Bolling expressed frustration about Democrats using boycotts as a tool for social change complaining that “everything has become political.”
“Wearing a mask has become political, a voting law in the state of Georgia has become political, and even has ramifications within Major League Baseball. When you pick sides in a business, you’re alienating the other side.” Bolling said, “Typically in America, liberals have always used the boycott, say, as a tool, a gun, so to speak, pointing at corporate CEO’s heads, saying, ‘If you listen to us and do things our way, or we’ll boycott your product.’”
Georgia Gov. Brian Kemp signed the sweeping new elections bill into law, Georgia-based companies, including Coca-Cola, Delta Air Lines and Home Depot have criticized the legislation. Also activists made calls for customers to boycott companies that hadn’t spoken out about the bill. Major League Baseball relocated the 2021 All-Star Game from Atlanta to Denver, Colorado, in response to the legislation.
“The Georgia law is “unacceptable” and “a step backwards,” Coca-Cola CEO James Quincey told CNBC on March 31. “[It] is wrong and needs to be remedied, and we will continue to advocate for it both in private and now even more clearly in public.”
“Conservatives in America have stepped away from that,” Bolling said of boycotts, criticizing “cancel culture.” He argued that the MLB’s decision to relocate the All-Star game was harmful to the Black community.
“Major League Baseball pulled the All-Star Game from Atlanta. Atlanta is 50 percent African-American. … They pulled it from the state of Georgia and put it into Denver, Colorado, 9.7 percent African-American representation in Denver. … They took $100 million of revenue, they took 8,000 booked hotel rooms, and they moved them out of the state and put them in a state and a city with far less diversity than the state of Atlanta.”

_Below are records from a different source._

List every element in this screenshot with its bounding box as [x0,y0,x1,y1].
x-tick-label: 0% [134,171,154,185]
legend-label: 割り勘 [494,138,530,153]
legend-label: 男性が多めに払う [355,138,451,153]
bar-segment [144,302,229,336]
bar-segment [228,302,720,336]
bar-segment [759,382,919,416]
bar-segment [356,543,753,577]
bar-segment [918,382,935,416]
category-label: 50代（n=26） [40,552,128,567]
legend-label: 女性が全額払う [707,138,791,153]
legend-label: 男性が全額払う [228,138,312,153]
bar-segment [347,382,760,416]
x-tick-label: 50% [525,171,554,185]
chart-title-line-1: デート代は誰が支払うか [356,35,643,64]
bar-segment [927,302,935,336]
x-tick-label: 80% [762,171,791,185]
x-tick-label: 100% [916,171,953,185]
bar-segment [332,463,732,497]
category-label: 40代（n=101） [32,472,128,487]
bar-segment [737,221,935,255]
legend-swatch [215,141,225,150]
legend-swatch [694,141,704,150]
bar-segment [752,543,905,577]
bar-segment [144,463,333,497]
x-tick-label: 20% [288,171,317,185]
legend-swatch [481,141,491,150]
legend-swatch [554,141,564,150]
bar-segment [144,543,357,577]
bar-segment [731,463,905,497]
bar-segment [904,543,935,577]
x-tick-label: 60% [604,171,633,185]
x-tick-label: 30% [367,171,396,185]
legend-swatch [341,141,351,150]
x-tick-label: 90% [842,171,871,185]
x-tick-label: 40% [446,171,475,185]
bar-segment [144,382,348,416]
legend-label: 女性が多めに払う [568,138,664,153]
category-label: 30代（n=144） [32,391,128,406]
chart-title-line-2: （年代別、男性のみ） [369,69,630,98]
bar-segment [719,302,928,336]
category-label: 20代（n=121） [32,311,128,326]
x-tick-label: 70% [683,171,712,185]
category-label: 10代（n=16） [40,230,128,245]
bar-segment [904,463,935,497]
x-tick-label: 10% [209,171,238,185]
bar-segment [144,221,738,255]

Aisha Moodie-Mills, former CNN political commentator, responded, “I think it’s really rich for any Republican, especially white man, to run around and claim that they care about the economic condition of Black communities and Black businesses when that’s a lie.”
Bolling grew frustrated and tried to interrupt Moodie-Mills continued, “Everything that these voting laws stand for and what they look like are reminiscent to the Jim Crow policies that my family lived under this, every single thing about it. So this is all about racial discrimination, and how dare you. You try to act like you are somehow a proponent of Black people and businesses just to make a point and to try to create a wedge. It’s ignorant and it’s just disrespectful.”
When she denied his request for an apology, Bolling again stormed away.